Sektörel

Yıkılan yapılar büyük afetlerin sonucu!

EVA Gayrimenkul Değerleme Genel Müdürü Cansel Turgut Yazıcı, Türkiye'nin deprem riskinden meydana gelen bölgeler içinde bulunduğunu söyledi. Yazıcı, ''“Büyük afetler ülkelerin ekonomik dengelerini bozuyor'' dedi.

EVA Gayrimenkul Değerleme Genel Müdürü Cansel Turgut Yazıcı, Türkiye nüfusunun yüzde 95’inden fazlasının farklı derecelerde deprem riskinden meydana gelen bölgeler içinde bulunduğunu kaydederek beklenen büyük depremin çok sayıda can ve mal kaybına neden olacağına, ülke ekonomisine etkisinin ise telafi edilemez ölçülere sahip olacağını ifade etti.

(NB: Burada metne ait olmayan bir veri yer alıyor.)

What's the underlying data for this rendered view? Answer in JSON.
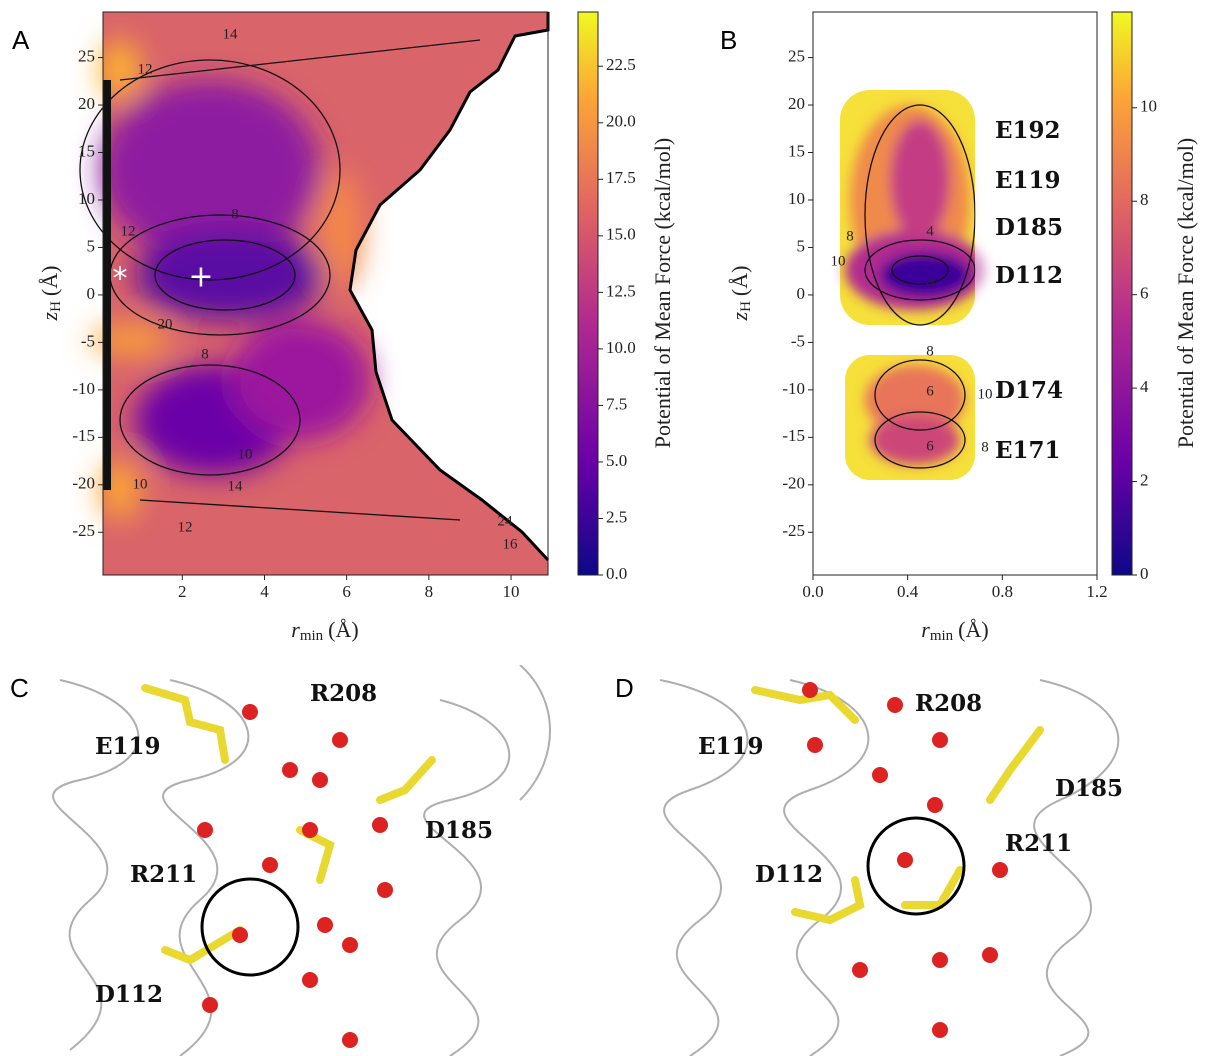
{
  "panels": [
    {
      "label": "A",
      "xlabel": {
        "main": "r",
        "sub": "min",
        "unit": "(Å)"
      },
      "ylabel": {
        "main": "z",
        "sub": "H",
        "unit": "(Å)"
      },
      "xlim": [
        0.07,
        10.9
      ],
      "ylim": [
        -29.5,
        29.8
      ],
      "xticks": [
        2,
        4,
        6,
        8,
        10
      ],
      "yticks": [
        -25,
        -20,
        -15,
        -10,
        -5,
        0,
        5,
        10,
        15,
        20,
        25
      ],
      "colorbar": {
        "label": "Potential of Mean Force (kcal/mol)",
        "lim": [
          0,
          24.9
        ],
        "ticks": [
          {
            "value": 0,
            "label": "0.0"
          },
          2.5,
          {
            "value": 5,
            "label": "5.0"
          },
          7.5,
          {
            "value": 10,
            "label": "10.0"
          },
          12.5,
          {
            "value": 15,
            "label": "15.0"
          },
          17.5,
          {
            "value": 20,
            "label": "20.0"
          },
          22.5
        ]
      },
      "contour_labels": [
        "14",
        "12",
        "8",
        "12",
        "20",
        "8",
        "10",
        "14",
        "12",
        "24",
        "16",
        "10"
      ],
      "markers": [
        "*",
        "+"
      ]
    },
    {
      "label": "B",
      "xlabel": {
        "main": "r",
        "sub": "min",
        "unit": "(Å)"
      },
      "ylabel": {
        "main": "z",
        "sub": "H",
        "unit": "(Å)"
      },
      "xlim": [
        0,
        1.2
      ],
      "ylim": [
        -29.5,
        29.8
      ],
      "xticks": [
        {
          "value": 0,
          "label": "0.0"
        },
        0.4,
        0.8,
        1.2
      ],
      "yticks": [
        -25,
        -20,
        -15,
        -10,
        -5,
        0,
        5,
        10,
        15,
        20,
        25
      ],
      "colorbar": {
        "label": "Potential of Mean Force (kcal/mol)",
        "lim": [
          0,
          12.05
        ],
        "ticks": [
          0,
          2,
          4,
          6,
          8,
          10
        ]
      },
      "contour_labels": [
        "8",
        "10",
        "4",
        "0",
        "8",
        "6",
        "10",
        "6",
        "8"
      ],
      "residues": [
        "E192",
        "E119",
        "D185",
        "D112",
        "D174",
        "E171"
      ]
    }
  ],
  "structures": [
    {
      "label": "C",
      "residues": [
        "R208",
        "E119",
        "D185",
        "R211",
        "D112"
      ]
    },
    {
      "label": "D",
      "residues": [
        "R208",
        "E119",
        "D185",
        "R211",
        "D112"
      ]
    }
  ]
}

Ekonomide yıkıcı etkiler yaratacak

Yıkılan yapılar, ölümle gelen işgücü kaybı, sermaye ve stok kayıpları, belirsizliklerden meydana gelen fiziki ve ruhsal şok nedeniyle üretimin durması ve hizmetlerin sunulamamasının büyük afetlerin olağan sonuçları olduğunu söyleyen Yazıcı, “Telafisi mümkün olmayan can kayıplarının yanında ikincil maliyetler ülke geneline büyük yük getirecek. İkincil maliyetler üretimin yapılamaması nedeniyle ülke ekonomisinde meydana gelecek makroekonomik ve mali bozulmalardır. Bu maliyetleri bina ve taşınmaz hasarları, vatandaşların ücret kaybı, köprü, karayolu, demiryolu, iletişim hasarları, üretim kayıpları, acil durum ve yeniden yapılanma, ürün talep miktarında azalış, vergi gelirlerindeki değişimlere bağlı olarak milli gelirde düşüş, enflasyonun yükselmesi, fırsat kayıpları, ihracat-ithalat dengesizliği, güvensizlik ve belirsizlik ortamı nedeni ile yatırımların durması olarak özetleyebiliriz” şeklinde konuştu. Kamu maliyesini etkileyeği düşünülen Afetlerin kamu maliyesini de ciddi derecede etkileyeceğini söyleyen Yazıcı, şu açıklamalarda bulundu:

“Büyük afetler ülkelerin ekonomik dengelerini bozuyor. Olumsuz sonuçları minimuma indirmek için ülkeler fazladan kamu harcamaları yapmak zorunda kalıyor. Türkiye ekonomisinin GSYH ve tahakkuk eden vergi rakamlarına baktığımızda ve 1. derecede deprem riski taşıyan 4 büyük ili incelediğimizde olası bir deprem durumunda oluşabilecek zarar konusunda doğru bir fikir edinebiliyoruz. İstanbul tek başına GSYH’nın %31,2’sini oluştururken, tahakkuk eden vergi rakamı içinde payı 2018 yılında yaklaşık %43 seviyelerinde. Dört il toplamına baktığımızda, GSYH’nın %45,4’ünü dört ilin oluşturduğunu, tahakkuk eden vergi rakamının payının ise 2018 yılında yaklaşık %65,5 seviyelerinde olduğunu görüyoruz. Bu da İstanbul, Kocaeli, İzmir ve Bursa gibi illerimizde olası bir deprem durumda büyük can ve mal kaybının yanı sıra ekonomik kaybın ülkemiz için ciddi boyutta gerçekleşeceğini gösteriyor. Bu gerçekler doğrultusunda 1. ve 2. derecede deprem riski taşıyan illerimizde rantsal değil kentsel dönüşüm acilen hayata geçirilmelidir.”